Please see the :doc:`Visualizing Neo4j Graph Data Science (GDS) Graphs tutorial <./tutorials/gds-example>` for a more extensive example.

Neo4j Database

The neo4j-viz library provides a convenience method for importing data from Neo4j. It requires and additional dependency to be installed, which you can do by running:

pip install neo4j-viz[neo4j]

Once you have installed the additional dependency, you can use the :doc:`from_neo4j <./api-reference/from_neo4j>` method to import query results from Neo4j.

The from_neo4j method takes one mandatory positional parameters:

  • A result representing the query result either in form of neo4j.graph.Graph or neo4j.Result.

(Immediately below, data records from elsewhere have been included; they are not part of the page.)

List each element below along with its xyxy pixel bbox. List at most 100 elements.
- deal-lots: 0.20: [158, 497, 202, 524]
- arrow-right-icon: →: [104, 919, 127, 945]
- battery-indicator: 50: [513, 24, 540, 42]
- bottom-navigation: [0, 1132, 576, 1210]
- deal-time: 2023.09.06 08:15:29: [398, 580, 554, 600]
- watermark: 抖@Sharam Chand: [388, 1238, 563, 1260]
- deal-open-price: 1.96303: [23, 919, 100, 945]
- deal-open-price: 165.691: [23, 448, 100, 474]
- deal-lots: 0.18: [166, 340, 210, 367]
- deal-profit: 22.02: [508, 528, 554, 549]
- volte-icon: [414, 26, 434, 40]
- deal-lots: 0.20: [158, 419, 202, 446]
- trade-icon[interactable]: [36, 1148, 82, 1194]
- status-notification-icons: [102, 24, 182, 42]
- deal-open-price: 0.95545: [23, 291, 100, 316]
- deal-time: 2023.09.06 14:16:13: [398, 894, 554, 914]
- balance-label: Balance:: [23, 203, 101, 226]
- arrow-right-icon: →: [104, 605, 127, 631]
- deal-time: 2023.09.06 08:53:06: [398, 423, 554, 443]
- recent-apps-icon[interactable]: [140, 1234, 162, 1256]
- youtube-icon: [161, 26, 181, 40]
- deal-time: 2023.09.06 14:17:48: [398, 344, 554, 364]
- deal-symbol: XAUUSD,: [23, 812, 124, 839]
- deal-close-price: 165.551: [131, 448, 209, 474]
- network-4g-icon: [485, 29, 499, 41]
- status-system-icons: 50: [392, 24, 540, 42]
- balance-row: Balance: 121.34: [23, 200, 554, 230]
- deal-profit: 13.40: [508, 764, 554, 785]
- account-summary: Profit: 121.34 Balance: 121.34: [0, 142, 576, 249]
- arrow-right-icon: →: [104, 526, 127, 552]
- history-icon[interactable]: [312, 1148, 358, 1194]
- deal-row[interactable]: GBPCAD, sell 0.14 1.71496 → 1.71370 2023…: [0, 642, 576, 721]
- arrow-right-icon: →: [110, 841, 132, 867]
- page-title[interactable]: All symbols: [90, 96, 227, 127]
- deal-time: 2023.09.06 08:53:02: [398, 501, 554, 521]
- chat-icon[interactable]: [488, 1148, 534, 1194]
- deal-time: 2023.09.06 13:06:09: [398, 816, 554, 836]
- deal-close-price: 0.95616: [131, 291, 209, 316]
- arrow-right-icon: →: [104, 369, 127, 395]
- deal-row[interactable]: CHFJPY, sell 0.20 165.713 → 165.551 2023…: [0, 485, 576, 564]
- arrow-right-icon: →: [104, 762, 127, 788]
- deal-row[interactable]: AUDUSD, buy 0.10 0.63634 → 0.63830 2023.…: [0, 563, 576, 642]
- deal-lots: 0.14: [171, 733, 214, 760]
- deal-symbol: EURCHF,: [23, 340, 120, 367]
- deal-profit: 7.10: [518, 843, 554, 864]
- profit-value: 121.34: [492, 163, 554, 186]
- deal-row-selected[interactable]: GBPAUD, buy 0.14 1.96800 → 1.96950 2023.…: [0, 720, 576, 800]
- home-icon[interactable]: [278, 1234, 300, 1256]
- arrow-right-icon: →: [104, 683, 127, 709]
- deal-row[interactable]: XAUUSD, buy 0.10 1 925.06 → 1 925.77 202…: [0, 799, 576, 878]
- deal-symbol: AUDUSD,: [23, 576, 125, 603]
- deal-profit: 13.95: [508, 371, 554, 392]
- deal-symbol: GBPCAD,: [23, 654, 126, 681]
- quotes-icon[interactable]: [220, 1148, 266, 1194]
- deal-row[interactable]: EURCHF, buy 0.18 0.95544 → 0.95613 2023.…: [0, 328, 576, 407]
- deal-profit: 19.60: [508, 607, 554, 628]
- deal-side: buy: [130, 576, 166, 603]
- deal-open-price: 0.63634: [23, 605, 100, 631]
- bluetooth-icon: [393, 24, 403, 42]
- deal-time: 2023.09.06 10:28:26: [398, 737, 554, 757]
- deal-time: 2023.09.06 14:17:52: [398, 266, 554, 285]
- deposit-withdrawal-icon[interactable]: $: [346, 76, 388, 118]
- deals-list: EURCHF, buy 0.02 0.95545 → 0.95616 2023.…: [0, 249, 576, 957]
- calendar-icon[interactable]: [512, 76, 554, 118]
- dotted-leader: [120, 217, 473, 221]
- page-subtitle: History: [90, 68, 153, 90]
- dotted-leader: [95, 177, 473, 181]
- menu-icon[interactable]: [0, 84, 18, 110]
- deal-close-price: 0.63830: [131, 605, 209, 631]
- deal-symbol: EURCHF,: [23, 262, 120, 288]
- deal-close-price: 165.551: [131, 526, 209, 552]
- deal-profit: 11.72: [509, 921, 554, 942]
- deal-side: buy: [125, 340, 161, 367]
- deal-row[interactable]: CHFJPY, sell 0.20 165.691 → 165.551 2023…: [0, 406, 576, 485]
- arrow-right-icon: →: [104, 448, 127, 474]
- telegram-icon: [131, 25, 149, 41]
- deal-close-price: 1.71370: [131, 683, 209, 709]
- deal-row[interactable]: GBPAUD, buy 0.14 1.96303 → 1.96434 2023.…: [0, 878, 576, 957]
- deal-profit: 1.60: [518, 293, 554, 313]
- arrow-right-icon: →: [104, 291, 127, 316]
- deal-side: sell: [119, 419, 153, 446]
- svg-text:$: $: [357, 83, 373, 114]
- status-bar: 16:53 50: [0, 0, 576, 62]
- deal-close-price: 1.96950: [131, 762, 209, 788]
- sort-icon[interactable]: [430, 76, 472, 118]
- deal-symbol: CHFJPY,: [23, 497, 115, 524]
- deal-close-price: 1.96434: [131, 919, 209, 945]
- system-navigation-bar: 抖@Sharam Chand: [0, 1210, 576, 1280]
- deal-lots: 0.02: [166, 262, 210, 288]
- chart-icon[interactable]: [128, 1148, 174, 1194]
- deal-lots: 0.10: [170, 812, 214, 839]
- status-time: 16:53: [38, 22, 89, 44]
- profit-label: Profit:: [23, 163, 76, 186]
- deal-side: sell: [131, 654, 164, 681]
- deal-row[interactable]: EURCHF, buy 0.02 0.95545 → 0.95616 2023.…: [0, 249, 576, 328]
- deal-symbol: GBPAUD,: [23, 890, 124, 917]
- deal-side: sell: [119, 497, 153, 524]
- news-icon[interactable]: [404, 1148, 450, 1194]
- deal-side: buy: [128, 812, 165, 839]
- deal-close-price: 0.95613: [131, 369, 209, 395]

The node_caption parameter is also optional, and indicates the value to use for the caption of each node in the visualization.

We can also provide an optional size_property parameter, which should refer to a node property of the projection, and will be used to determine the size of the nodes in the visualization.

The last optional property, node_radius_min_max, can be used (and is used by default) to scale the node sizes for the visualization. It is a tuple of two numbers, representing the radii (sizes) in pixels of the smallest and largest nodes respectively in the visualization. The node sizes will be scaled such that the smallest node will have the size of the first value, and the largest node will have the size of the second value. The other nodes will be scaled linearly between these two values according to their relative size. This can be useful if node sizes vary a lot, or are all very small or very big.

Example

In this small example, we import a graph from a Neo4j query result.

from neo4j import GraphDataScience
from neo4j_viz.gds import from_gds

# Modify this to match your Neo4j instance's URI and credentials
URI = "neo4j://localhost:7687"
auth = ("neo4j", "password")

with GraphDatabase.driver(URI, auth=auth) as driver:
    driver.verify_connectivity()

    result = driver.execute_query(
        "MATCH (n)-[r]->(m) RETURN n,r,m",
        database_="neo4j",
        result_transformer_=Result.graph,
    )

VG = from_neo4j(result)

Please see the :doc:`Visualizing Neo4j Graphs tutorial <./tutorials/neo4j-example>` for a more extensive example.